I'd also say, just if you think about the end markets, that as we're looking at it, Mark, aerospace and defence are still both looking very strong going into 2024. And we're seeing those ticking up. We had a good year with them last year, and we think that will continue. The programmes that we are on in those particular areas are often long-term in nature, so they will be a multi-year sort of contract. But we're also seeing this when we're looking at the distribution and the change, and we think that that's an inflection point. We're seeing those order intakes starting to pick up, which will benefit us in the second half. We can't see that it's going down much from what we see at the moment. We think we're in a good place for it going forward now and to keep ramping up a little bit. So I think it's positive momentum that we're seeing within there. So we feel we're at the most probably bottom from where we have been based on the markets that we're supporting. And aerospace in particular is doing very well.
You ask boring analyst questions, then you give Stefan a chance to think of another difficult one.
Yeah, sorry for that. Yeah, Stefan Klepp again from HSBC. And sorry again for asking that. So your divestment was a surprise, yeah? So you didn't really flag it well, which is good, yeah, because you're selling something. But I wonder, are there more skeletons in the closet somewhere, hidden away, that you sell other businesses where you can't turn the curve and get the profitability to the level you want them to be? Do you have a percentage of sales of the group where you say, these guys have to improve significantly to earn the right to be part of the group?
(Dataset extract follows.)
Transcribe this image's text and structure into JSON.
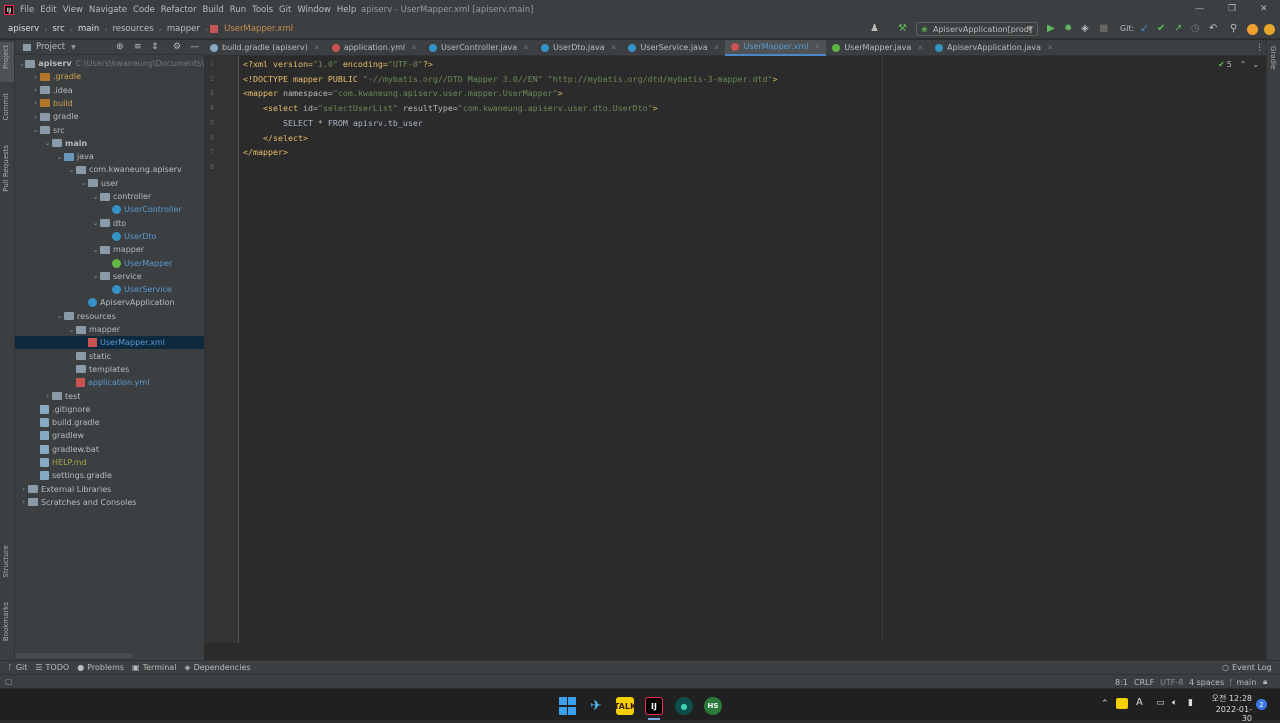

I think where we're at at the moment is what we believed is not core for us going forward has been identified and that has been dealt with. What we're now focused on is efficiency, growth and innovation. And so as we work through all of that and we work through all of those plans, we'll see how that all works through the various parts of the business. But there's no planned further divestments at this point from the current portfolio. But we have to keep moving forward and we have to keep on making progress. And so we'll keep looking at that and we'll keep reviewing that. But at the moment, I think there's real opportunity with what we've got left to do a lot more with. And I think if we do what we're meant to do and if we are disciplined and we execute that well, we will see a significant improvement in the performance of the business.
And then probably last one, I promise. If you think about divesting stuff, yeah, and you did that, does it come a point where shrinking to glory is as well done and the question becomes from your clients of scale and size? Are you big enough? Are you subcritical in some areas? Or do you think you have the right size? to serve your blue chip customer base globally?
For the markets that we serve, the niche areas, the engineering expertise, the manufacturing expertise, I think what we provide is something that a lot of other companies don't provide. What we need to do is find more of those customers. We've got a really good geographic footprint, so that's really helpful, and we can provide a service that, as I said, a lot of other companies cannot do. We need to do that better, and we need to do more of it. But the size and scale of the business at the moment, I think, is good. Right. Thank you very much, everyone. Thank you for attending.